Broadcast networks like the NTA were in the forefront of family-oriented talk television: Daybreak Nigeria, AM Express, and the popular, groundbreaking New Dawn with Funmi. These shows sustained a nation through political change and turmoil, a post-dawn elixir that was as crucial as breakfast itself. Growing up, I watched a lot of New Dawn with Funmi, and I’d never forget that turning point on the show, when the host and talk high priestess Funmi Iyanda interviewed Bisi Alimi, Nigeria’s first openly gay man.

So what changed since then? Why is the plethora of modern web talk shows so vapidly boring and with no subversive aspects? Put bluntly, almost every talk show I have tried to get into has been yawn-inducing, the hosts are a joke and the topics are recycled. Does body count really matter in a relationship? Can a sex doll replace a real woman? Can you marry someone with body odour? Does size matter? How often should couples have sex in a relationship?

Seriously? OK. I made up the last question, but it’s not exactly far fetched. To clarify, I’m not saying there’s anything wrong in discussing relationships and sex but, come on, we’ve have had enough. Understandably, these talk shows are skewed towards the youth demographic, and plugged into the zeitgeist. I’d admit that some web talk shows quite brazenly deal and explore sex, in a way that old-generation talk shows wouldn’t dare thread. The reason for this is simple, in that talk shows of the early aughts were designed as censored breakfast television, and even independently produced shows like Agatha Amata’s Inside Out was dense, esoteric, and feverishly cult-like, heavily interested in highlighting the malaise and brokenness in the society.

The web can be a wonderful place, making content more accessible and instant. When Ndani TV premiered the first episode of Real Talk in 2015, with Cornelia O’Dwyer as host, it pointed towards a hint of subversiveness. The topic was on abstinence, and it was such a gleefully clever way to talk about sex. Let’s talk about sex, baby. Real Talk was pushing the idea that young people are comfortable enough to discuss their (straight) sexuality – on television. Shot in a restaurant and depicted as friends discussing over drinks, photographer Obi Somto, psychologist Joro Olumofin, and Cool FM’s radio presenter Mercy Ajisafe had interesting, diverging views on the topic.

That episode garnered 38,000 views.

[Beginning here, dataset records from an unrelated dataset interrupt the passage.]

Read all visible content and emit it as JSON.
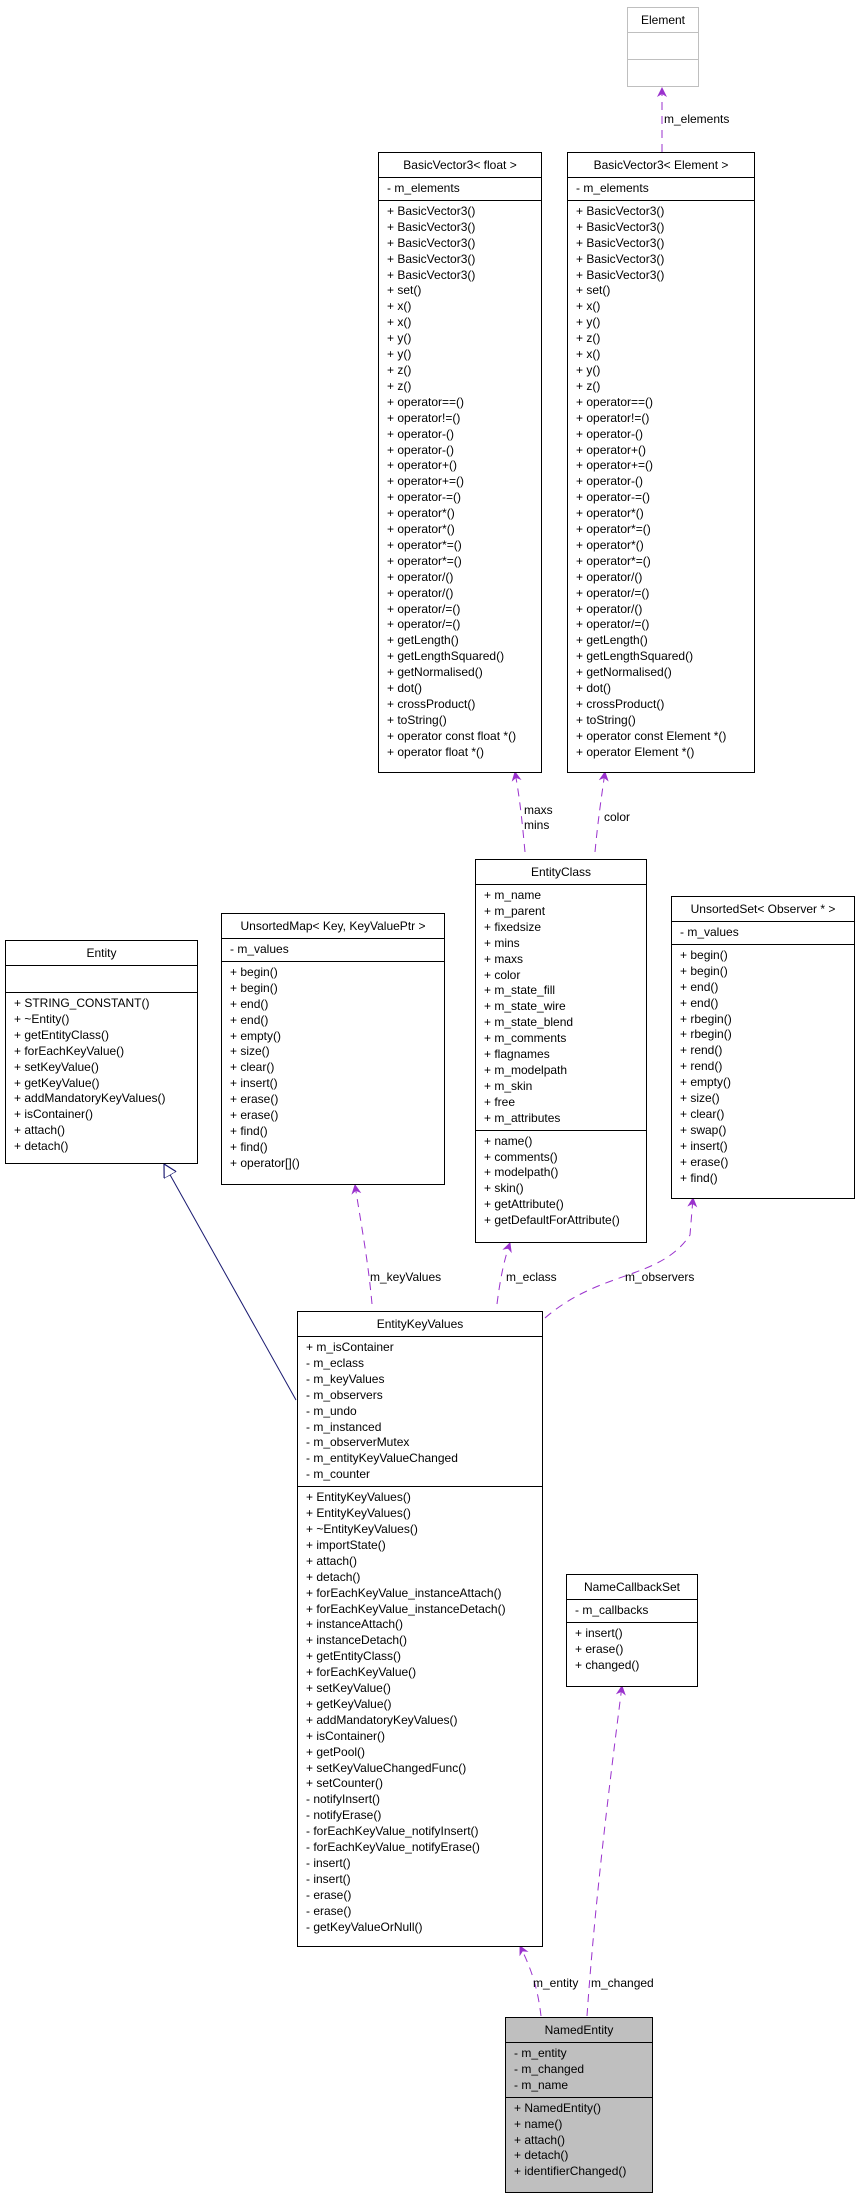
{
  "classes": {
    "element": {
      "name": "Element",
      "attributes": [],
      "methods": []
    },
    "bv3_float": {
      "name": "BasicVector3< float >",
      "attributes": [
        "- m_elements"
      ],
      "methods": [
        "+ BasicVector3()",
        "+ BasicVector3()",
        "+ BasicVector3()",
        "+ BasicVector3()",
        "+ BasicVector3()",
        "+ set()",
        "+ x()",
        "+ x()",
        "+ y()",
        "+ y()",
        "+ z()",
        "+ z()",
        "+ operator==()",
        "+ operator!=()",
        "+ operator-()",
        "+ operator-()",
        "+ operator+()",
        "+ operator+=()",
        "+ operator-=()",
        "+ operator*()",
        "+ operator*()",
        "+ operator*=()",
        "+ operator*=()",
        "+ operator/()",
        "+ operator/()",
        "+ operator/=()",
        "+ operator/=()",
        "+ getLength()",
        "+ getLengthSquared()",
        "+ getNormalised()",
        "+ dot()",
        "+ crossProduct()",
        "+ toString()",
        "+ operator const float *()",
        "+ operator float *()"
      ]
    },
    "bv3_element": {
      "name": "BasicVector3< Element >",
      "attributes": [
        "- m_elements"
      ],
      "methods": [
        "+ BasicVector3()",
        "+ BasicVector3()",
        "+ BasicVector3()",
        "+ BasicVector3()",
        "+ BasicVector3()",
        "+ set()",
        "+ x()",
        "+ y()",
        "+ z()",
        "+ x()",
        "+ y()",
        "+ z()",
        "+ operator==()",
        "+ operator!=()",
        "+ operator-()",
        "+ operator+()",
        "+ operator+=()",
        "+ operator-()",
        "+ operator-=()",
        "+ operator*()",
        "+ operator*=()",
        "+ operator*()",
        "+ operator*=()",
        "+ operator/()",
        "+ operator/=()",
        "+ operator/()",
        "+ operator/=()",
        "+ getLength()",
        "+ getLengthSquared()",
        "+ getNormalised()",
        "+ dot()",
        "+ crossProduct()",
        "+ toString()",
        "+ operator const Element *()",
        "+ operator Element *()"
      ]
    },
    "entity": {
      "name": "Entity",
      "attributes": [],
      "methods": [
        "+ STRING_CONSTANT()",
        "+ ~Entity()",
        "+ getEntityClass()",
        "+ forEachKeyValue()",
        "+ setKeyValue()",
        "+ getKeyValue()",
        "+ addMandatoryKeyValues()",
        "+ isContainer()",
        "+ attach()",
        "+ detach()"
      ]
    },
    "unsorted_map": {
      "name": "UnsortedMap< Key, KeyValuePtr >",
      "attributes": [
        "- m_values"
      ],
      "methods": [
        "+ begin()",
        "+ begin()",
        "+ end()",
        "+ end()",
        "+ empty()",
        "+ size()",
        "+ clear()",
        "+ insert()",
        "+ erase()",
        "+ erase()",
        "+ find()",
        "+ find()",
        "+ operator[]()"
      ]
    },
    "entity_class": {
      "name": "EntityClass",
      "attributes": [
        "+ m_name",
        "+ m_parent",
        "+ fixedsize",
        "+ mins",
        "+ maxs",
        "+ color",
        "+ m_state_fill",
        "+ m_state_wire",
        "+ m_state_blend",
        "+ m_comments",
        "+ flagnames",
        "+ m_modelpath",
        "+ m_skin",
        "+ free",
        "+ m_attributes"
      ],
      "methods": [
        "+ name()",
        "+ comments()",
        "+ modelpath()",
        "+ skin()",
        "+ getAttribute()",
        "+ getDefaultForAttribute()"
      ]
    },
    "unsorted_set": {
      "name": "UnsortedSet< Observer * >",
      "attributes": [
        "- m_values"
      ],
      "methods": [
        "+ begin()",
        "+ begin()",
        "+ end()",
        "+ end()",
        "+ rbegin()",
        "+ rbegin()",
        "+ rend()",
        "+ rend()",
        "+ empty()",
        "+ size()",
        "+ clear()",
        "+ swap()",
        "+ insert()",
        "+ erase()",
        "+ find()"
      ]
    },
    "entity_key_values": {
      "name": "EntityKeyValues",
      "attributes": [
        "+ m_isContainer",
        "- m_eclass",
        "- m_keyValues",
        "- m_observers",
        "- m_undo",
        "- m_instanced",
        "- m_observerMutex",
        "- m_entityKeyValueChanged",
        "- m_counter"
      ],
      "methods": [
        "+ EntityKeyValues()",
        "+ EntityKeyValues()",
        "+ ~EntityKeyValues()",
        "+ importState()",
        "+ attach()",
        "+ detach()",
        "+ forEachKeyValue_instanceAttach()",
        "+ forEachKeyValue_instanceDetach()",
        "+ instanceAttach()",
        "+ instanceDetach()",
        "+ getEntityClass()",
        "+ forEachKeyValue()",
        "+ setKeyValue()",
        "+ getKeyValue()",
        "+ addMandatoryKeyValues()",
        "+ isContainer()",
        "+ getPool()",
        "+ setKeyValueChangedFunc()",
        "+ setCounter()",
        "- notifyInsert()",
        "- notifyErase()",
        "- forEachKeyValue_notifyInsert()",
        "- forEachKeyValue_notifyErase()",
        "- insert()",
        "- insert()",
        "- erase()",
        "- erase()",
        "- getKeyValueOrNull()"
      ]
    },
    "name_callback_set": {
      "name": "NameCallbackSet",
      "attributes": [
        "- m_callbacks"
      ],
      "methods": [
        "+ insert()",
        "+ erase()",
        "+ changed()"
      ]
    },
    "named_entity": {
      "name": "NamedEntity",
      "attributes": [
        "- m_entity",
        "- m_changed",
        "- m_name"
      ],
      "methods": [
        "+ NamedEntity()",
        "+ name()",
        "+ attach()",
        "+ detach()",
        "+ identifierChanged()"
      ]
    }
  },
  "edge_labels": {
    "m_elements": "m_elements",
    "maxs": "maxs",
    "mins": "mins",
    "color": "color",
    "m_keyValues": "m_keyValues",
    "m_eclass": "m_eclass",
    "m_observers": "m_observers",
    "m_entity": "m_entity",
    "m_changed": "m_changed"
  },
  "colors": {
    "usage_edge": "#9a32cd",
    "inheritance_edge": "#191970",
    "highlight_class": "#bfbfbf"
  }
}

Not bad for a fresh show germinating from the prestigious, eternally moneyed Ndani TV. But over a string of episodes, the show’s viewings began to flatline. A huge part of Real Talk’s first season was fraught with staid, mediocre ideas, and it came as no surprise when the show took a temporary break. Its return episode in 2017 didn’t go well, grossly misinforming viewers on consent and rape. “Activist channels like Stand To End Rape and Funmi Iyanda have given quite coherent and explicit explorations of the concept of consent,” writes YNaija’s Edwin Okolo, “and why it’s important that we unlearn the misogynist premises on which most people operate when it comes to consent. But neither activists nor experts were invited to sit in on this episode. Instead they brought DJ Obi, Lola Adamson, Beverly Naya and Eniola Abumere.”

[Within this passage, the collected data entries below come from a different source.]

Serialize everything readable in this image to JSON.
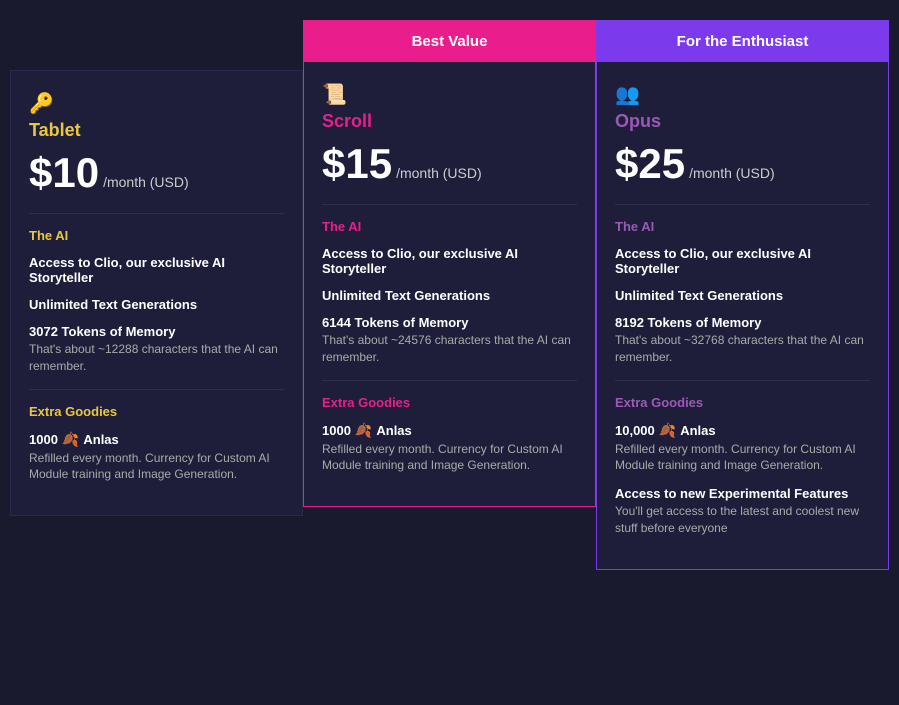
{
  "tablet": {
    "banner": null,
    "icon": "🔑",
    "name": "Tablet",
    "price": "$10",
    "price_suffix": "/month (USD)",
    "ai_section_title": "The AI",
    "features": [
      {
        "title": "Access to Clio, our exclusive AI Storyteller",
        "desc": ""
      },
      {
        "title": "Unlimited Text Generations",
        "desc": ""
      },
      {
        "title": "3072 Tokens of Memory",
        "desc": "That's about ~12288 characters that the AI can remember."
      }
    ],
    "goodies_title": "Extra Goodies",
    "goodies": [
      {
        "title": "1000",
        "anlas_label": "Anlas",
        "desc": "Refilled every month. Currency for Custom AI Module training and Image Generation."
      }
    ]
  },
  "scroll": {
    "banner": "Best Value",
    "icon": "📜",
    "name": "Scroll",
    "price": "$15",
    "price_suffix": "/month (USD)",
    "ai_section_title": "The AI",
    "features": [
      {
        "title": "Access to Clio, our exclusive AI Storyteller",
        "desc": ""
      },
      {
        "title": "Unlimited Text Generations",
        "desc": ""
      },
      {
        "title": "6144 Tokens of Memory",
        "desc": "That's about ~24576 characters that the AI can remember."
      }
    ],
    "goodies_title": "Extra Goodies",
    "goodies": [
      {
        "title": "1000",
        "anlas_label": "Anlas",
        "desc": "Refilled every month. Currency for Custom AI Module training and Image Generation."
      }
    ]
  },
  "opus": {
    "banner": "For the Enthusiast",
    "icon": "👥",
    "name": "Opus",
    "price": "$25",
    "price_suffix": "/month (USD)",
    "ai_section_title": "The AI",
    "features": [
      {
        "title": "Access to Clio, our exclusive AI Storyteller",
        "desc": ""
      },
      {
        "title": "Unlimited Text Generations",
        "desc": ""
      },
      {
        "title": "8192 Tokens of Memory",
        "desc": "That's about ~32768 characters that the AI can remember."
      }
    ],
    "goodies_title": "Extra Goodies",
    "goodies": [
      {
        "title": "10,000",
        "anlas_label": "Anlas",
        "desc": "Refilled every month. Currency for Custom AI Module training and Image Generation."
      },
      {
        "title": "Access to new Experimental Features",
        "desc": "You'll get access to the latest and coolest new stuff before everyone"
      }
    ]
  }
}
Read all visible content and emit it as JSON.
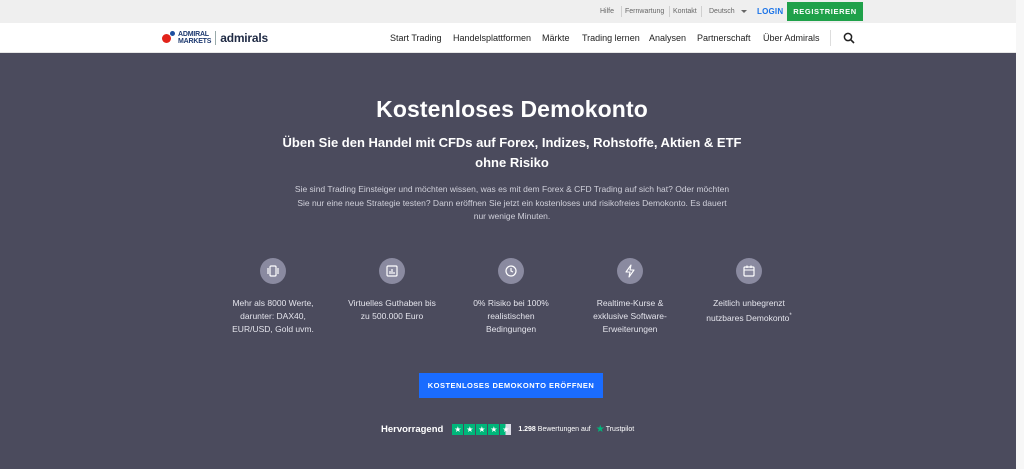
{
  "topbar": {
    "links": [
      "Hilfe",
      "Fernwartung",
      "Kontakt"
    ],
    "language": "Deutsch",
    "login": "LOGIN",
    "register": "REGISTRIEREN"
  },
  "logo": {
    "line1": "ADMIRAL",
    "line2": "MARKETS",
    "name": "admirals"
  },
  "nav": {
    "items": [
      "Start Trading",
      "Handelsplattformen",
      "Märkte",
      "Trading lernen",
      "Analysen",
      "Partnerschaft",
      "Über Admirals"
    ]
  },
  "hero": {
    "title": "Kostenloses Demokonto",
    "subtitle_line1": "Üben Sie den Handel mit CFDs auf Forex, Indizes, Rohstoffe, Aktien & ETF",
    "subtitle_line2": "ohne Risiko",
    "description_line1": "Sie sind Trading Einsteiger und möchten wissen, was es mit dem Forex & CFD Trading auf sich hat? Oder möchten",
    "description_line2": "Sie nur eine neue Strategie testen? Dann eröffnen Sie jetzt ein kostenloses und risikofreies Demokonto. Es dauert",
    "description_line3": "nur wenige Minuten."
  },
  "features": [
    {
      "icon": "instruments-icon",
      "lines": [
        "Mehr als 8000 Werte,",
        "darunter: DAX40,",
        "EUR/USD, Gold uvm."
      ]
    },
    {
      "icon": "chart-icon",
      "lines": [
        "Virtuelles Guthaben bis",
        "zu 500.000 Euro"
      ]
    },
    {
      "icon": "clock-icon",
      "lines": [
        "0% Risiko bei 100%",
        "realistischen",
        "Bedingungen"
      ]
    },
    {
      "icon": "lightning-icon",
      "lines": [
        "Realtime-Kurse &",
        "exklusive Software-",
        "Erweiterungen"
      ]
    },
    {
      "icon": "calendar-icon",
      "lines": [
        "Zeitlich unbegrenzt",
        "nutzbares Demokonto"
      ],
      "footnote": "*"
    }
  ],
  "cta": "KOSTENLOSES DEMOKONTO ERÖFFNEN",
  "trustpilot": {
    "rating_label": "Hervorragend",
    "stars": 4.5,
    "review_count": "1.298",
    "review_text": "Bewertungen auf",
    "brand": "Trustpilot"
  }
}
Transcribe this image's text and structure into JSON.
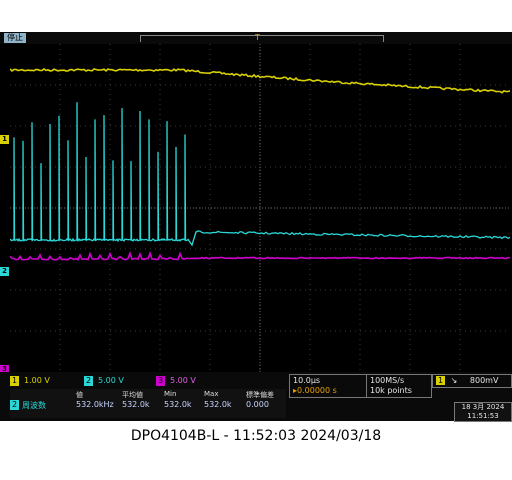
{
  "header": {
    "status": "停止",
    "trigger_marker": "T"
  },
  "channels": {
    "ch1": {
      "num": "1",
      "scale": "1.00 V",
      "color": "#d8d000"
    },
    "ch2": {
      "num": "2",
      "scale": "5.00 V",
      "color": "#2ad8d8"
    },
    "ch3": {
      "num": "3",
      "scale": "5.00 V",
      "color": "#d000d0"
    }
  },
  "timebase": {
    "scale": "10.0µs",
    "position": "▸0.00000 s"
  },
  "acquisition": {
    "rate": "100MS/s",
    "points": "10k points"
  },
  "trigger": {
    "channel": "1",
    "slope": "↘",
    "level": "800mV"
  },
  "measurement": {
    "channel": "2",
    "name": "周波数",
    "headers": [
      "値",
      "平均値",
      "Min",
      "Max",
      "標準偏差"
    ],
    "values": [
      "532.0kHz",
      "532.0k",
      "532.0k",
      "532.0k",
      "0.000"
    ]
  },
  "date": {
    "line1": "18 3月 2024",
    "line2": "11:51:53"
  },
  "caption": "DPO4104B-L - 11:52:03   2024/03/18"
}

Like Real Talk, Adeolu Adeferasin’s Shop Talk had lean viewership numbers. In fact, the actor’s I-too-must-do-a-talk-show web thing was anaemic, and never exceeded 10,000 views in its first season. Serious Banta, which premiered this year on Arcadia TV, recruited a bunch of rowdy, glossy-tongued young people as hosts and thrust them into harsh lights. And don’t get me started on the bad set furniture! Gidi Bants is, well, Gidi bad. The matrix of atrocious web talk shows is becoming increasingly difficult to circumvent, because there’s a bankruptcy of good, creative writers and content developers.

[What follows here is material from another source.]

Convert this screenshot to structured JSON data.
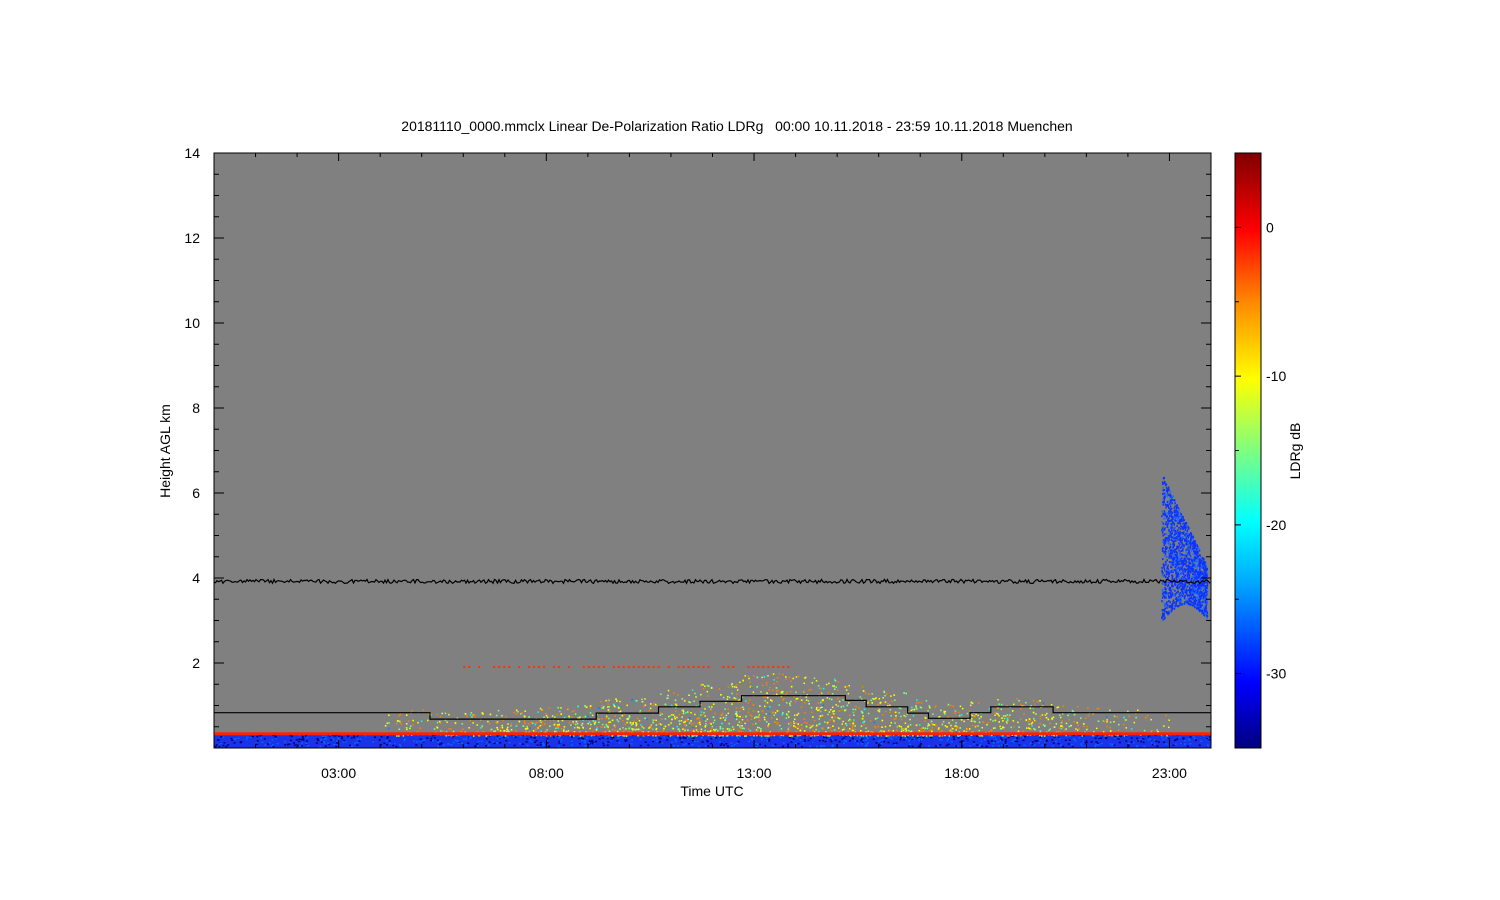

Of course, these experts can be sourced, talented professionals who can put a whole acute difference in content for these web platforms. But because mediocrity, and pandering to the status quo cost way cheaper, they are never involved in the process of creating refreshing, subversive television. “It’s just about giving the people what they want,” a Ndani TV head staff told me, when I tried to pitch a speculative short film to the brand. I disagree with that monolithic assumption. I think it’s about playing it safe, and being languorously lazy to find out what viewers really want.